Баулин постучал карандашом по столу.
– Доцент Азизян в своих лекциях не сумел сочетать теоретическую часть с практической и тем лишил нас знакомства с важными разделами курса, – продолжал Саша.
Азизян вскочил, но Баулин движением руки остановил его.
– О стенгазете. Прежде всего я, как комсорг, полностью несу ответственность за этот номер.
– Какой благородный! – закричали из зала. – Позер!
– Именно я сказал, что передовой не надо, именно я предложил поместить эпиграммы и сам написал одну из них. И ребята это могли рассматривать как установку.
– Установку? От кого вы ее получили? – пристально глядя на Сашу, спросил Баулин.
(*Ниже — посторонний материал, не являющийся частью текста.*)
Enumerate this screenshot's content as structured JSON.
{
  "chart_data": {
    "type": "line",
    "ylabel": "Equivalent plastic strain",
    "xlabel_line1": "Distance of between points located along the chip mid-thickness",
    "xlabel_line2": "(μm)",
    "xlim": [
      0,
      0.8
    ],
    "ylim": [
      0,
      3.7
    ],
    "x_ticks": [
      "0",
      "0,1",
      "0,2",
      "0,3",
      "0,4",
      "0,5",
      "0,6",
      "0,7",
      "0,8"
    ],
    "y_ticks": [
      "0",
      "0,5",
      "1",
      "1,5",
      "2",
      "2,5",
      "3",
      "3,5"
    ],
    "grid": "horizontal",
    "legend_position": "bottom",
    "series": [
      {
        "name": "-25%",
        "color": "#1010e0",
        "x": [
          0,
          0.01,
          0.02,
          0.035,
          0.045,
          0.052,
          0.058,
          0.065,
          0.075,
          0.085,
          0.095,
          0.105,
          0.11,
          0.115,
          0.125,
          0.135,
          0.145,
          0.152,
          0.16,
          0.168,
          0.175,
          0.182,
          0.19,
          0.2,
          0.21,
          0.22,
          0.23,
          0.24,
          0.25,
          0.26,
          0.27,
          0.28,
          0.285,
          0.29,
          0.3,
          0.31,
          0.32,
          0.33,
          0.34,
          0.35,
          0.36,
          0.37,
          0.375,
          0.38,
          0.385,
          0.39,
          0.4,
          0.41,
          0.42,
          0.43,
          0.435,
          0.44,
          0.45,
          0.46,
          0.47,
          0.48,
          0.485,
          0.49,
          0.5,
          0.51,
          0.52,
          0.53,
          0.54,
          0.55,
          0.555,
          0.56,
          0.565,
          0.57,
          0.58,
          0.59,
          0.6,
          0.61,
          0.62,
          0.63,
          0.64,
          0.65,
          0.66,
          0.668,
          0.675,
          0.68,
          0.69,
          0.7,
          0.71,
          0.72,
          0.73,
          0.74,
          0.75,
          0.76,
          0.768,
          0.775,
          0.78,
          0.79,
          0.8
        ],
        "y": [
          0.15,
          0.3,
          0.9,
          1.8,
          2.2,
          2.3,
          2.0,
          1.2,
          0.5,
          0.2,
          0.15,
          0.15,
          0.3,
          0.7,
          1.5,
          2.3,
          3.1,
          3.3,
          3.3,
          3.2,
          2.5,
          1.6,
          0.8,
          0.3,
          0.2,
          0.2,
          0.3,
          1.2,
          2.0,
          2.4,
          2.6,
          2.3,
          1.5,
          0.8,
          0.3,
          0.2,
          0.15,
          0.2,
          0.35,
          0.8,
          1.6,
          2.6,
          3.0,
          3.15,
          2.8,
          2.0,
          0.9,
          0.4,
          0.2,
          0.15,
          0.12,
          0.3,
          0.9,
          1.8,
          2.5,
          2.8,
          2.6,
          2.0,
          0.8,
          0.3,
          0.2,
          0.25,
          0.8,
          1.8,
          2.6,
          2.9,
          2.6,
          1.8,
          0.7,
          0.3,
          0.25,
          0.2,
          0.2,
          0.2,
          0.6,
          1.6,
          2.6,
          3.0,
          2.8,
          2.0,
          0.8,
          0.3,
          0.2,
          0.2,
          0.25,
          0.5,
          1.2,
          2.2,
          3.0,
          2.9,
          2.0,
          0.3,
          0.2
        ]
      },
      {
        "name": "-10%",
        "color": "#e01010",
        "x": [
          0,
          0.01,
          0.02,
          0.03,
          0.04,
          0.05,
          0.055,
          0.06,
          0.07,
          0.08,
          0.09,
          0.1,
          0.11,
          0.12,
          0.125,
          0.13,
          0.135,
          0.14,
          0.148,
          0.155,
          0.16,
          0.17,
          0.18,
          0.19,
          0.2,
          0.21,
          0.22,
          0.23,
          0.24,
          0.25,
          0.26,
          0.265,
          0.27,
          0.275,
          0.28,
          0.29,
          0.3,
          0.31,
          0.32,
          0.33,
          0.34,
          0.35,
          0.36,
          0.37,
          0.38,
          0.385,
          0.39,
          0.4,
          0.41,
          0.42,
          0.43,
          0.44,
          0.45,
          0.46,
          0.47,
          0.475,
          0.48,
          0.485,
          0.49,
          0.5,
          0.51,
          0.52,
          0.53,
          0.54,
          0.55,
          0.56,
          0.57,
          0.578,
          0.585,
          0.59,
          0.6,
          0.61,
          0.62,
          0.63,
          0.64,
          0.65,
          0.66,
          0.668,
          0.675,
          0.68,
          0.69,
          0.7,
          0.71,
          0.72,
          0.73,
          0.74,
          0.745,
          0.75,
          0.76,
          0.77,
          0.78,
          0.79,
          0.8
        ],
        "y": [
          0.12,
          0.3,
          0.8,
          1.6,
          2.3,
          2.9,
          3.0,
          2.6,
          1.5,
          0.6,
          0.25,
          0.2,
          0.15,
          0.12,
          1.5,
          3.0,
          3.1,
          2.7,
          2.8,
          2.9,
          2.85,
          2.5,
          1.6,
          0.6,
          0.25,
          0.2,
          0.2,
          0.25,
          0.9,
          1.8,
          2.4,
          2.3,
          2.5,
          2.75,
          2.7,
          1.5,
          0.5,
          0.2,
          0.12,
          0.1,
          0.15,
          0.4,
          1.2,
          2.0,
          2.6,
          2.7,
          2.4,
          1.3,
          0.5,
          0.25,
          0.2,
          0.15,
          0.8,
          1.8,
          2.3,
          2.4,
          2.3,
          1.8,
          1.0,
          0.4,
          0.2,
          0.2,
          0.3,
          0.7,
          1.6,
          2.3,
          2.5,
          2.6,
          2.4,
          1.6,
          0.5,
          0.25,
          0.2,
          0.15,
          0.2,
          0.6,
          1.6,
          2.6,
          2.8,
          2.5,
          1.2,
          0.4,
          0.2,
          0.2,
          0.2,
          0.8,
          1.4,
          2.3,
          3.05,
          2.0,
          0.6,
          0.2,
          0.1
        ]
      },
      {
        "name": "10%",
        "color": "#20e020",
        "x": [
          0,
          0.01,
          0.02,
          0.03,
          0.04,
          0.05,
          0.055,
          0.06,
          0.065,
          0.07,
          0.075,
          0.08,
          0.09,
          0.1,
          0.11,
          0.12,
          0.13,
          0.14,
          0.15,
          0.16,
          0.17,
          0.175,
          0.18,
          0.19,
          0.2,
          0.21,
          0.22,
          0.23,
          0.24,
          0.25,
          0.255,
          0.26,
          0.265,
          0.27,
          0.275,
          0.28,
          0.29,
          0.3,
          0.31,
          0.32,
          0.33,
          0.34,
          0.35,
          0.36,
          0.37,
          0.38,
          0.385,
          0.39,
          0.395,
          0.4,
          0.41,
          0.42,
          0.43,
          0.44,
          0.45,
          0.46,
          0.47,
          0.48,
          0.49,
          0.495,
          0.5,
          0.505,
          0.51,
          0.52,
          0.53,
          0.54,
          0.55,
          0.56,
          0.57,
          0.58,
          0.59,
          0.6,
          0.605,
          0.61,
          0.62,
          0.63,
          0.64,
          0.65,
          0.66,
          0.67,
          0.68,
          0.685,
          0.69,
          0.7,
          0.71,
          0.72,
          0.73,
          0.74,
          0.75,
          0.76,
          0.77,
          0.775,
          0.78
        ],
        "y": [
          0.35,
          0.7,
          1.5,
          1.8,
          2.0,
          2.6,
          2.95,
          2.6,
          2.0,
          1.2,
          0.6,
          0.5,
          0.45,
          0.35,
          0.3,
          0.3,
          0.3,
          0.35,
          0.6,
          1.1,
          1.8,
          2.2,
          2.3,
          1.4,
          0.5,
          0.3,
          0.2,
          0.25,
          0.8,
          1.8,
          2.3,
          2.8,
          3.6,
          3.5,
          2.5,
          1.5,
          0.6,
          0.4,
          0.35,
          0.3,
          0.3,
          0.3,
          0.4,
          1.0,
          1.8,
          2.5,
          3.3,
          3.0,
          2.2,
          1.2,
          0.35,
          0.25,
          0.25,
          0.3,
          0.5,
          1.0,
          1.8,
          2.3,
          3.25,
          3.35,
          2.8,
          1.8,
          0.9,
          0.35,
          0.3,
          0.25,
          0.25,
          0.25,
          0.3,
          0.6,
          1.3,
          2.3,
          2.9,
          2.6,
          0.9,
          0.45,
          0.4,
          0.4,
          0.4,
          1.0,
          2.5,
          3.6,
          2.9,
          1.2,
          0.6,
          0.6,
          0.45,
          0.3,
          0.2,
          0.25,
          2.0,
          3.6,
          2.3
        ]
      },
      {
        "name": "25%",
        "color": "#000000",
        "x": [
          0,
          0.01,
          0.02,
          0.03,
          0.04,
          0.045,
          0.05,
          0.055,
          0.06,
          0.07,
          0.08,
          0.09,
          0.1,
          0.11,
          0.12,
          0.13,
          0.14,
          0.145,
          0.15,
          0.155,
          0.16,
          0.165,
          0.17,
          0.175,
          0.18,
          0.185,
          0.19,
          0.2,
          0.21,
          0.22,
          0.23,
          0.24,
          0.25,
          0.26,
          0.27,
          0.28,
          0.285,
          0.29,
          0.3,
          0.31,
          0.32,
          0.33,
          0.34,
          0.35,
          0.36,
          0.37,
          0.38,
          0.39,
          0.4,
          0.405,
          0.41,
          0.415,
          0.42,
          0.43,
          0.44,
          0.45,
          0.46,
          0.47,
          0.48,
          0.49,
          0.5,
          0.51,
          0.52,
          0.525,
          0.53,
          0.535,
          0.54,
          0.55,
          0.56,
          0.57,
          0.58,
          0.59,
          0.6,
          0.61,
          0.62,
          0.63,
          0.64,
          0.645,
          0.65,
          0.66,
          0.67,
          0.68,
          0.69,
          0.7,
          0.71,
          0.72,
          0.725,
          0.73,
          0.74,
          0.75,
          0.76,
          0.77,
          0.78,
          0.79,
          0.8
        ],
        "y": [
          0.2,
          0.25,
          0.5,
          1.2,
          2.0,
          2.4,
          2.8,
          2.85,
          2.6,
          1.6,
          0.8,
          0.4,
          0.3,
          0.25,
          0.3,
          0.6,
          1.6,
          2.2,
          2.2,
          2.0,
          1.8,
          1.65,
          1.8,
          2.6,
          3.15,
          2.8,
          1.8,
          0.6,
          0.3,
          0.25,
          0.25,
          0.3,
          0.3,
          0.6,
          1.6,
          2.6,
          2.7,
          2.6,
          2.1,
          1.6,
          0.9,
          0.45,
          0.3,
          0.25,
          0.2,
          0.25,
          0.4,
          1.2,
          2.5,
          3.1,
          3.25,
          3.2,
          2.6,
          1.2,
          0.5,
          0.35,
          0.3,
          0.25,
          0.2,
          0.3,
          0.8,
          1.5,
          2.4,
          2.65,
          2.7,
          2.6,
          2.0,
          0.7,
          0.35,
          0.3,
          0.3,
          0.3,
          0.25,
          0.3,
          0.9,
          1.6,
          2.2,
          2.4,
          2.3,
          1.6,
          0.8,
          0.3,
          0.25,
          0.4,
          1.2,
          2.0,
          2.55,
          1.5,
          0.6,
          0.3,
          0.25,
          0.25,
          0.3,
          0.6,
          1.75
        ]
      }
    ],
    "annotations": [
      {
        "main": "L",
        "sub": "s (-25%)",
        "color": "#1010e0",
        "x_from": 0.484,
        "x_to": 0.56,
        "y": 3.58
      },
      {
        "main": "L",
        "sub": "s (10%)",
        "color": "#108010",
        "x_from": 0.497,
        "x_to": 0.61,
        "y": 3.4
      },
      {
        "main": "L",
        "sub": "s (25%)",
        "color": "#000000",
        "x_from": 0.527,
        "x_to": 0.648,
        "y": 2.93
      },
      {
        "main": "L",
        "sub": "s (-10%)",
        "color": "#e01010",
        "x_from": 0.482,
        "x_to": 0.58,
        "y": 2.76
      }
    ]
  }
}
В первую минуту Саша не понял вопроса. Но когда его смысл дошел до него, ответил:
– Вы вправе задавать мне любые вопросы, кроме тех, что оскорбляют меня. Я еще не исключен.
– Исключим, не беспокойся! – крикнули из зала. Уж это-то точно Карев.
– Дальше. Передовую не написали потому, что не хотелось повторять того, что будет в нашей многотиражке и факультетском бюллетене. Там более квалифицированные журналисты…
– Судя по эпиграмме, ты даже поэт, – насмешливо сказал Баулин.
– Писака! – крикнули из зала.
– Я допустил ошибку, – продолжал Саша, – передовую надо было написать. Теперь об эпиграммах. В них самих нет ничего предосудительного. Ошибка в том, что их поместили под портретами ударников. Это исказило смысл.
– Зачем поместили?
– Думалось повеселить ребят в праздник.
– Весело получилось, ничего не скажешь, – согласился Баулин.
Все засмеялись.
– Но, – продолжал Саша, – обвинения в политической диверсии я отвергаю категорически.
– Скажите, Панкратов, вы обращались к кому-нибудь за содействием? – спросил Баулин.
– Нет.
Баулин посмотрел на Глинскую, потом на Сашу.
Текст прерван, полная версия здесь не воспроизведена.